Het hof heeft feitelijk en in cassatie onbestreden vastgesteld, dat [verzoeker] een onbetaalde, bij rechterlijke uitspraak vastgestelde schuld van f 22.000,-- (te vermeerderen met rente vanaf 18 oktober 1979 en kosten) aan [verweerder] heeft alsmede een ‘’aanzienlijke’’ belastingschuld, volgens zijn opgave bedragende circa f 90.000,-- à f 100.000,--; voorts, dat [verzoeker] thans slechts zeer geringe inkomsten uit handel in tweedehands auto’s heeft, gedreven met incidenteel van derden geleende gelden. Het is op grond van deze feitelijke vaststellingen dat het hof is gekomen tot zijn oordeel, dat summierlijk is gebleken van het bestaan van feiten en omstandigheden welke aantonen dat [verzoeker] in de faillissementstoestand verkeert.

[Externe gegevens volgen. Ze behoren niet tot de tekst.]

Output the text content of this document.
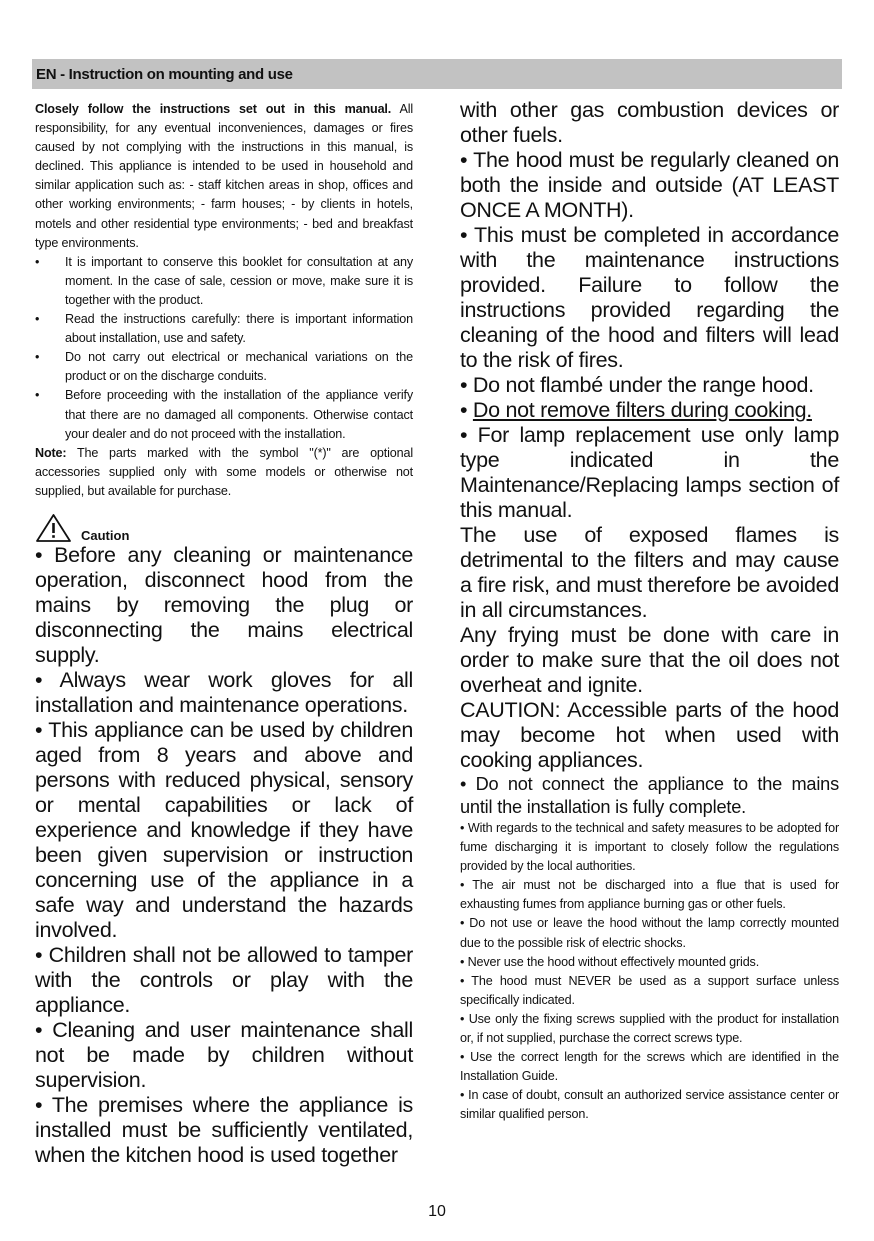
EN - Instruction on mounting and use

Closely follow the instructions set out in this manual. All responsibility, for any eventual inconveniences, damages or fires caused by not complying with the instructions in this manual, is declined. This appliance is intended to be used in household and similar application such as: - staff kitchen areas in shop, offices and other working environments; - farm houses; - by clients in hotels, motels and other residential type environments; - bed and breakfast type environments.

• It is important to conserve this booklet for consultation at any moment. In the case of sale, cession or move, make sure it is together with the product.
• Read the instructions carefully: there is important information about installation, use and safety.
• Do not carry out electrical or mechanical variations on the product or on the discharge conduits.
• Before proceeding with the installation of the appliance verify that there are no damaged all components. Otherwise contact your dealer and do not proceed with the installation.

Note: The parts marked with the symbol "(*)" are optional accessories supplied only with some models or otherwise not supplied, but available for purchase.

Caution

• Before any cleaning or maintenance operation, disconnect hood from the mains by removing the plug or disconnecting the mains electrical supply.

• Always wear work gloves for all installation and maintenance operations.

• This appliance can be used by children aged from 8 years and above and persons with reduced physical, sensory or mental capabilities or lack of experience and knowledge if they have been given supervision or instruction concerning use of the appliance in a safe way and understand the hazards involved.

• Children shall not be allowed to tamper with the controls or play with the appliance.

• Cleaning and user maintenance shall not be made by children without supervision.

• The premises where the appliance is installed must be sufficiently ventilated, when the kitchen hood is used together

with other gas combustion devices or other fuels.

• The hood must be regularly cleaned on both the inside and outside (AT LEAST ONCE A MONTH).

• This must be completed in accordance with the maintenance instructions provided. Failure to follow the instructions provided regarding the cleaning of the hood and filters will lead to the risk of fires.

• Do not flambé under the range hood.

• Do not remove filters during cooking.

• For lamp replacement use only lamp type indicated in the Maintenance/Replacing lamps section of this manual.

The use of exposed flames is detrimental to the filters and may cause a fire risk, and must therefore be avoided in all circumstances.

Any frying must be done with care in order to make sure that the oil does not overheat and ignite.

CAUTION: Accessible parts of the hood may become hot when used with cooking appliances.

• Do not connect the appliance to the mains until the installation is fully complete.

• With regards to the technical and safety measures to be adopted for fume discharging it is important to closely follow the regulations provided by the local authorities.

• The air must not be discharged into a flue that is used for exhausting fumes from appliance burning gas or other fuels.

• Do not use or leave the hood without the lamp correctly mounted due to the possible risk of electric shocks.

• Never use the hood without effectively mounted grids.

• The hood must NEVER be used as a support surface unless specifically indicated.

• Use only the fixing screws supplied with the product for installation or, if not supplied, purchase the correct screws type.

• Use the correct length for the screws which are identified in the Installation Guide.

• In case of doubt, consult an authorized service assistance center or similar qualified person.

10
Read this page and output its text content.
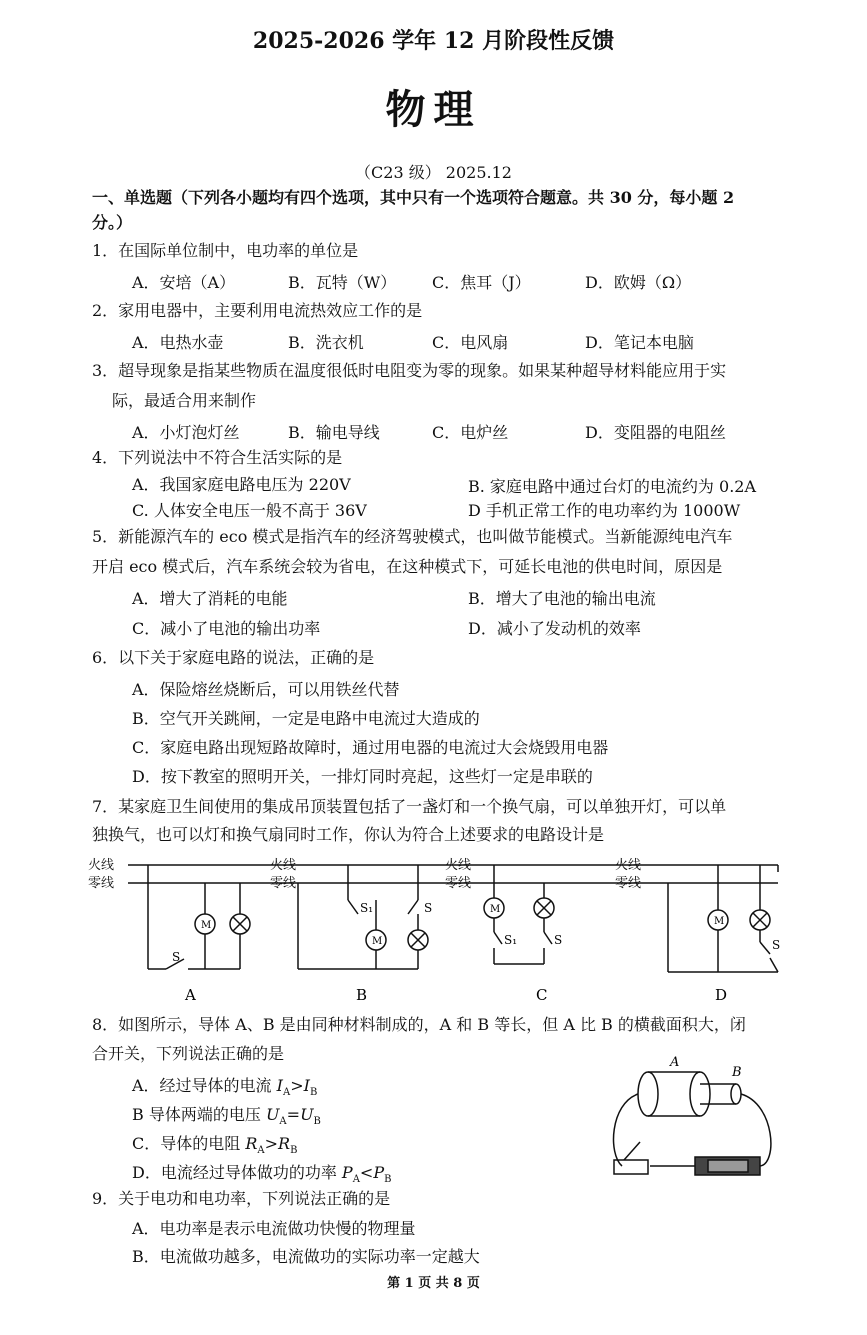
2025-2026 学年 12 月阶段性反馈
物理
（C23 级） 2025.12
一、单选题（下列各小题均有四个选项，其中只有一个选项符合题意。共 30 分，每小题 2
分。）
1．在国际单位制中，电功率的单位是
A．安培（A）	B．瓦特（W） C．焦耳（J）	D．欧姆（Ω）
2．家用电器中，主要利用电流热效应工作的是
A．电热水壶	B．洗衣机	C．电风扇	D．笔记本电脑
3．超导现象是指某些物质在温度很低时电阻变为零的现象。如果某种超导材料能应用于实
际，最适合用来制作
A．小灯泡灯丝	B．输电导线	C．电炉丝	D．变阻器的电阻丝
4．下列说法中不符合生活实际的是
A．我国家庭电路电压为 220V	B. 家庭电路中通过台灯的电流约为 0.2A
C. 人体安全电压一般不高于 36V	D 手机正常工作的电功率约为 1000W
5．新能源汽车的 eco 模式是指汽车的经济驾驶模式，也叫做节能模式。当新能源纯电汽车
开启 eco 模式后，汽车系统会较为省电，在这种模式下，可延长电池的供电时间，原因是
A．增大了消耗的电能	B．增大了电池的输出电流
C．减小了电池的输出功率	D．减小了发动机的效率
6．以下关于家庭电路的说法，正确的是
A．保险熔丝烧断后，可以用铁丝代替
B．空气开关跳闸，一定是电路中电流过大造成的
C．家庭电路出现短路故障时，通过用电器的电流过大会烧毁用电器
D．按下教室的照明开关，一排灯同时亮起，这些灯一定是串联的
7．某家庭卫生间使用的集成吊顶装置包括了一盏灯和一个换气扇，可以单独开灯，可以单
独换气，也可以灯和换气扇同时工作，你认为符合上述要求的电路设计是
火线
零线
火线
零线
火线
零线
火线
零线
M
S
M
S₁	S	M
S₁	S
M
S
A	B	C	D
8．如图所示，导体 A、B 是由同种材料制成的，A 和 B 等长，但 A 比 B 的横截面积大，闭
合开关，下列说法正确的是
A．经过导体的电流 $I_A>I_B$
B 导体两端的电压 $U_A=U_B$
C．导体的电阻 $R_A>R_B$
D．电流经过导体做功的功率 $P_A<P_B$
A
B
9．关于电功和电功率，下列说法正确的是
A．电功率是表示电流做功快慢的物理量
B．电流做功越多，电流做功的实际功率一定越大
第 1 页 共 8 页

Aan dit laatste doet volgens het hof niet af, dat [verzoeker] met de fiscus een regeling heeft getroffen krachtens welke hij, [verzoeker] , regelmatig bepaalde, telkenmale vast te stellen bedragen in mindering betaalt.
De klachten van het middel kunnen geen succes hebben. Het hof kon op basis van voormelde feitelijke vaststellingen zonder schending van enige rechtsregel komen tot zijn feitelijke beslissing dat [verzoeker] ,
ondanksde door hem ingeroepen betalingsregeling met de fiscus, in de faillissementstoestand verkeerde. Aannemelijk is dat het hof mede acht heeft geslagen op de bij de behandeling in hoger beroep door [verzoeker] afgelegde verklaring, o.m. inhoudende dat hij momenteel ‘’haast niets’’, d.w.z. ongeveer f 1.000,-- per maand, met de autohandel verdient en aan de fiscus f 100,-- à f 300,-- per maand afbetaalt. Stelt men het gemiddelde maandelijkse bedrag dat [verzoeker] aldus betaalt op f 200,--, dan leert een eenvoudige berekening dat hij op die voet doorgaand ongeveer 40 jaar nodig zal hebben om zijn hier bedoelde belastingschuld te voldoen. Het onderhavige geval lijkt dan ook op dat van HR 22 juli 1982, R.v.d.W. 1982 no. 156, inz. nr. 6129. Het is voor het aannemen van de faillissementstoestand niet nodig dat de fiscus, als crediteur van de steunvordering in deze zaak, op betaling aandringt, het faillissement verlangt of zelf een opeisbare vordering heeft: zie de losbladige ‘’Faillissementswet’’, aant. 4 op art. 6, sub B, C en D, p. I.1.6. – 3, 6 en 7, met vermelding van rechtspraak. Het hof heeft aan het onderhavige verweer van [verzoeker] (zijn beroep op de betalingsregeling) aandacht besteed en dat verweer verworpen in een afweging van feitelijke aard; vgl. HR 11 juni 1982, R.v.d.W. 1982, 122, inz.nr. 6052, met de conclusie OM. Toetsing in cassatie van de juistheid van ’s hofs beslissing is niet mogelijk nu het hof niet van een onjuiste opvatting inzake de artt. 1 en 6 Fw. is uitgegaan. Nadere of andere motivering behoefde ’s hofs arrest niet.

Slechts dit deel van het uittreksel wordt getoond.